The news comes as Beijing is working to stave off the effect of rising tension among its largest global trading partners, such as the U.S and other Western nations.
President Donald Trump has railed against China since his 2016 campaign for office based on China’s long-alleged theft of intellectual property, entry barriers to trade, and over a half a trillion dollars in trade deficit per year. Although throughout the world many were concerned that China’s warming promises of reform were hollow and that Trump’s tariffs would invite unwanted retaliation, Chinese President Xi Jinping some signs of demonstrated goodwill on the trade front at the China International Import Expo today. In a speech, “China’s president for life” also highlighted the country’s forward movements in opening its education, telecommunications, and cultural sectors, while protecting foreign companies’ interests, and punishing violations of intellectual property rights.
In July, China reduced import tariffs on a range of consumer items including apparel, cosmetics, and home appliances to further open China’s traditional isolationist consumer market.
In a report from Reuters, the new lowered import tariffs on wood and paper products, minerals, and gemstones will be cut to 5.4 percent from 6.6 percent. Furthermore, the average import tariffs on over fifteen hundred products will be lowered to 7.8 percent from 10.5 percent.
A spokesperson from China’s trade ministry said, “Reducing tariffs is conducive to promoting the balanced development of foreign trade and promoting a higher level of opening up to the outside world.”
According to CNBC, China imported $1.84 trillion of goods in 2017, up 16 percent – approximately $255 billion – from one year earlier.

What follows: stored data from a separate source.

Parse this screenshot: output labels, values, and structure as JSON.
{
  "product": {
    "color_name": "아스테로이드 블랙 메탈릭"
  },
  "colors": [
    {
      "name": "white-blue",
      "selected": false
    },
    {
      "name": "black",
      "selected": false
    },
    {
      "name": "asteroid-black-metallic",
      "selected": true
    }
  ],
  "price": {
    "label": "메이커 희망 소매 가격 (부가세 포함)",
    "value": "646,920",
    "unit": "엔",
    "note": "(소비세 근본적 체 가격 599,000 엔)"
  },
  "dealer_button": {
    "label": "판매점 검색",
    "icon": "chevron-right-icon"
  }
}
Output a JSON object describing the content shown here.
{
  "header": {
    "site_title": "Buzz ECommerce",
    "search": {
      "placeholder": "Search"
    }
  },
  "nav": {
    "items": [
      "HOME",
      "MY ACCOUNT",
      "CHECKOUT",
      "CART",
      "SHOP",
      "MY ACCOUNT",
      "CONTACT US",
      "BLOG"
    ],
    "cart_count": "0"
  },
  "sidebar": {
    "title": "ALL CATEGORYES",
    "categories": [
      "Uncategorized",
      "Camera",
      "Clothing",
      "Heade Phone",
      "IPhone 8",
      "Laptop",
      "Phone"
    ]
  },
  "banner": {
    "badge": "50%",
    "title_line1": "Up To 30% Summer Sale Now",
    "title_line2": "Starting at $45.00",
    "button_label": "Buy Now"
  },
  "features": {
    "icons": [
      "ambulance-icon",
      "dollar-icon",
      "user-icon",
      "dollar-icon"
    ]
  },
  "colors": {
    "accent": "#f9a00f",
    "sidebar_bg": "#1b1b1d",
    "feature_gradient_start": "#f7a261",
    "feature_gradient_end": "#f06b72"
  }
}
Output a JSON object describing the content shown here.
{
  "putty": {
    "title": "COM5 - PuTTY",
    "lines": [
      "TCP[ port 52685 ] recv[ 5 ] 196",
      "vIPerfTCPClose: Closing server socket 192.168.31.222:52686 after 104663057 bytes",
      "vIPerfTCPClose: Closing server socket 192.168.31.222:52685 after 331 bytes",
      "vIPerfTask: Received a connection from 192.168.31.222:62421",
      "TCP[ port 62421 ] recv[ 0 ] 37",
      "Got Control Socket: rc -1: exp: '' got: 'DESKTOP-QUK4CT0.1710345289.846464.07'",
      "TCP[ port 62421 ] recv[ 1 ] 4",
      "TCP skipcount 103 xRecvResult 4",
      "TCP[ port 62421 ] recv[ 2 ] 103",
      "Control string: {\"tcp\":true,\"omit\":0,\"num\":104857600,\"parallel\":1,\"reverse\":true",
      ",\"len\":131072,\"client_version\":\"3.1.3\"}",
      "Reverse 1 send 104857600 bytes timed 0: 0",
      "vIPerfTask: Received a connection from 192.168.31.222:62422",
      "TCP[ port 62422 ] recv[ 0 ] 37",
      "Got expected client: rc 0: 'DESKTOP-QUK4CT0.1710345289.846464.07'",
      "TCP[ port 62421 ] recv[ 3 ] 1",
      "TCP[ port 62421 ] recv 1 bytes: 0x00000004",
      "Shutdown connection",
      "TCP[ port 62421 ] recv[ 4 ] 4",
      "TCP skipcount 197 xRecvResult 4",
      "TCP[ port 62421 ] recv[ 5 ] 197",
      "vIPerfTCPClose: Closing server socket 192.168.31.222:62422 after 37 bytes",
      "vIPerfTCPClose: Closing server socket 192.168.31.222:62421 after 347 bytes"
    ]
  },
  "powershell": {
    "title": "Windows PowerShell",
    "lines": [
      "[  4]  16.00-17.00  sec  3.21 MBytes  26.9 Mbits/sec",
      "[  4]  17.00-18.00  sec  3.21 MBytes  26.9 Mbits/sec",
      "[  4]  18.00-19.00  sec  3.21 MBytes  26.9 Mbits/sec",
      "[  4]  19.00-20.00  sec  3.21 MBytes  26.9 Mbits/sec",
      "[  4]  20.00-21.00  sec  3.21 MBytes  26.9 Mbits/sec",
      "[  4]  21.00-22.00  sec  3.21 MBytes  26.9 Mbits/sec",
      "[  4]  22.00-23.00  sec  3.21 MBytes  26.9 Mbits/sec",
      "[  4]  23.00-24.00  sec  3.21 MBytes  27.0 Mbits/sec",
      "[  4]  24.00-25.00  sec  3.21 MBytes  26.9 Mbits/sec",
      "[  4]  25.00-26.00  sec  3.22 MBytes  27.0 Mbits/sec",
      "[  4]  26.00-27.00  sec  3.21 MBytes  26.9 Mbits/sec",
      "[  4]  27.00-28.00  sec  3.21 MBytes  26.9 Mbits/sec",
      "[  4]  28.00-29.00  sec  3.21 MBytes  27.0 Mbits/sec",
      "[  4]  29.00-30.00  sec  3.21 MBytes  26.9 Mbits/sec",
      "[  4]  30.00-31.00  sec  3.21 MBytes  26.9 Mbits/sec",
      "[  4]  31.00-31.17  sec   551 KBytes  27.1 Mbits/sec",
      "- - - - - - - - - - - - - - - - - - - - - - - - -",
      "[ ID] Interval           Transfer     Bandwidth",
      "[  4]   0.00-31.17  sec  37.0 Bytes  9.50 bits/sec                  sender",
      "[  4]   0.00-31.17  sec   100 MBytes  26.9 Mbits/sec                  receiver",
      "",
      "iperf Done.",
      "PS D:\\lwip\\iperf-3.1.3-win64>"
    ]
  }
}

Of that total, China imported about $130 billion of goods from the U.S. The Chinese government’s top diplomat, State Councillor Wang Yi, said in March that China would import $8 trillion of goods in the next five years.
Preparing for this, and understanding that the Chinese economy is unable to fully support it growing wishes of dominating the Eastern Hemisphere, at least at the current time, the remarks on behalf of China are at least some good signs that import duties have been used, in theory, to the benefit of the U.S. and her allies.
Just one month before the next G-20 meeting in Argentina, the European Union has also started to call on China to take concrete steps to further open its market to foreign firms and provide a level playing field. As the redevelopment of NAFTA as been put into place, which is now the United States-Mexico-Canada Agreement (USMCA), the White House will now set it sights on striking a deal with Xi’s China to come out victorious in the worldwide tariff battle.
Trump has reiterated that if a deal is not made with China, he could impose tariffs on another $267 billion of Chinese imports into the U.S.